Mas na cidade montanhosa de Adjuntas, uma organização sem fins lucrativos oferece um exemplo de um futuro autoalimentado.
Casa Pueblo, fundada pelo ativista ambiental Alexis Massol González e sua esposa, Tinti Deyá Díaz, tornou-se um modelo de independência energética. Um de seus filhos, Arturo Massol Deyá, agora dirige a organização, que ajudou a expandir a adoção de energia solar em todo o arquipélago, especialmente desde o furacão Maria.
Em 2023, Adjuntas lançou a primeira microrrede solar comunitária de Porto Rico. A cidade tem cinco microrredes que alimentam 15 empresas locais e dezenas de casas.
Lares
Lares, uma cidade produtora de café a cerca de uma hora de carro de Adjuntas, foi o local de uma rebelião contra o domínio espanhol em setembro de 1868, que é comemorada hoje como El Grito de Lares.
Os espanhóis rapidamente esmagaram a revolta, mas o protesto contra a opressão política e econômica cristalizou as reivindicações dos porto-riquenhos por autogoverno. A canção “Turista” de Bad Bunny foi lançada com um vídeo complementar que mostra um texto explicando a história e o significado dessa revolta.
Na Plaza de la Revolución, os visitantes podem ver um busto de Ramón Emeterio Betances, um dos líderes da revolta e o designer da bandeira de Lares, que tremula nesta região com tanta frequência quanto a bandeira porto-riquenha.
Bad Bunny frequentemente exibe uma versão da bandeira porto-riquenha que usa um tom mais claro de azul do que o padrão governamental —uma referência ao azul da bandeira de Lares e um símbolo amplamente reconhecido do movimento de independência.
A cidade é pontilhada por murais de figuras como Pedro Albizu Campos, o líder mais popular do movimento de independência, que passou mais de 20 anos na prisão por organizar-se contra o domínio dos EUA.
Museo de Nuestros Mártires
Escondido nas montanhas centrais de Jayuya, Ernesto Dávila Marín recebe qualquer pessoa no Museo de Nuestros Mártires, um museu dentro de sua casa que homenageia aqueles que lutaram por justiça e soberania.

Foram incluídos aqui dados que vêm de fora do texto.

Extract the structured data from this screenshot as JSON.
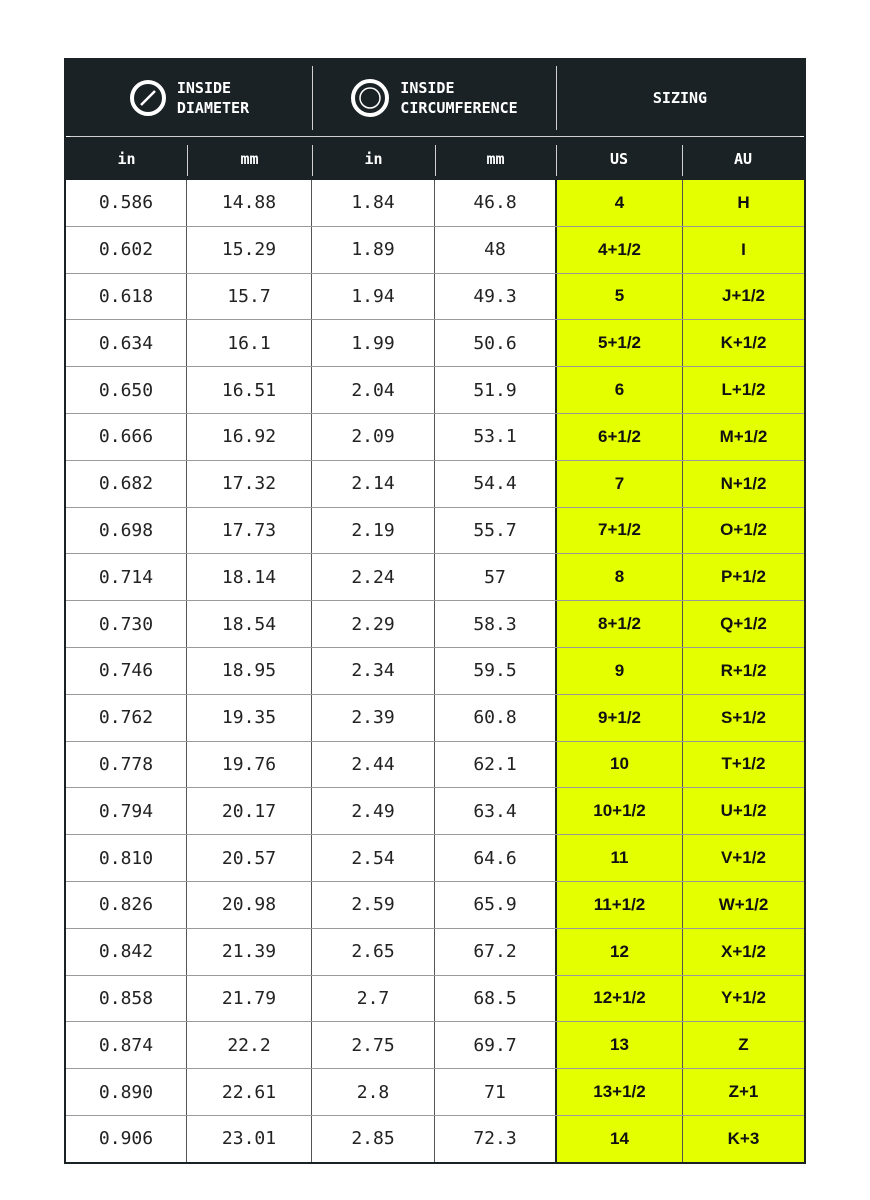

Bad Bunny presta homenagem a esse esforço em toda a sua obra, por exemplo, em sua canção “La Mudanza”, com os versos: “Aquí mataron gente por sacar la bandera, por eso es que ahora yo la llevo donde quiera” (“Aqui mataram pessoas por mostrar a bandeira, por isso agora eu a levo para todo lugar”).
Dávila Marín, cuja família viveu durante a Revolta de Jayuya de 1950, uma revolta pela independência dos Estados Unidos, abriu o museu há 25 anos. Ele apresenta fotografias e artefatos que documentam a luta de Porto Rico pela independência e pelos direitos civis, incluindo a criminalização de sua bandeira nas décadas de 1940 e 1950 e uma emboscada policial em 1978, que matou dois jovens ativistas da independência.
“Vivi nos Estados Unidos por 36 anos e quando voltei, percebi como fomos injustos com nossos heróis e nossos mártires”, disse Dávila Marín.
Salsa em San Juan
A Plaza de los Salseros, no setor Villa Palmeras de Santurce, presta homenagem aos ícones da salsa de Porto Rico, de Héctor Lavoe a Choco Orta, a primeira mulher a ser homenageada lá, e celebra a música que inspirou “Baile Inolvidable” de Bad Bunny, que o New York Times selecionou em junho como uma das melhores canções do ano.
Se uma aula de salsa está na sua lista de desejos, o Eco’s Sports Park, um clube social e complexo esportivo descontraído, oferece aulas para iniciantes nas noites de terça-feira. Quando a aula termina, uma banda de salsa ao vivo começa a tocar, a pista de dança se abre para todos e você pode praticar seus movimentos.